Is the Nadine the same yacht shown in The Wolf of Wall Street?
No. Scorsese used a different, more modern charter yacht, Lady M, for filming. The real Nadine never appeared on screen.
Why did the Nadine sink?
A forecast 20-knot storm escalated to roughly 70-knot winds with waves over 10 meters during the crossing to Sardinia, flooding the lower decks until the boat became unsalvageable.
Was Belfort’s yacht insured when it sank?

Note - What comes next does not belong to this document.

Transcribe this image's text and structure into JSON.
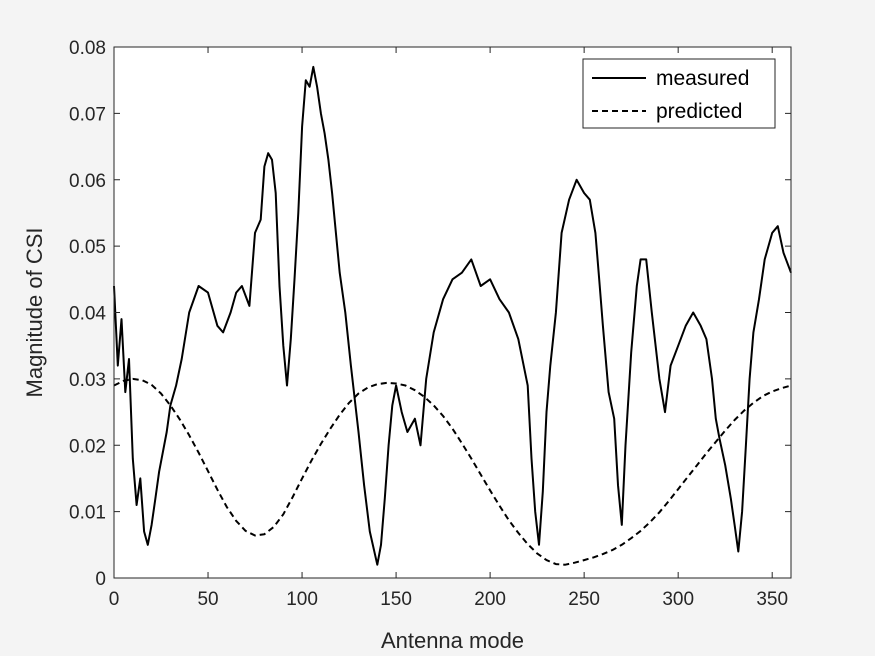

Captain Mark Elliott has said the claim was paid without dispute, given the severity of what was described as a once-in-a-generation storm. Full policy details were never made public.
Where did Jordan Belfort’s yacht sink?
Roughly 20 miles off Sardinia’s east coast, in water over 1,000 meters deep. As of 2026, the wreck has never been recovered.
A note on sourcing: This article draws on yachting trade press (Boat International, Soundings), contemporary June 1996 Italian news coverage of the sinking, and Belfort’s own memoir account, which independently matches the period reporting. Widely circulated lifestyle and listicle sites cite a 167-foot length and specific dollar valuations for the yacht; neither figure traces back to a verified primary source, so both are flagged above as unconfirmed rather than repeated as fact.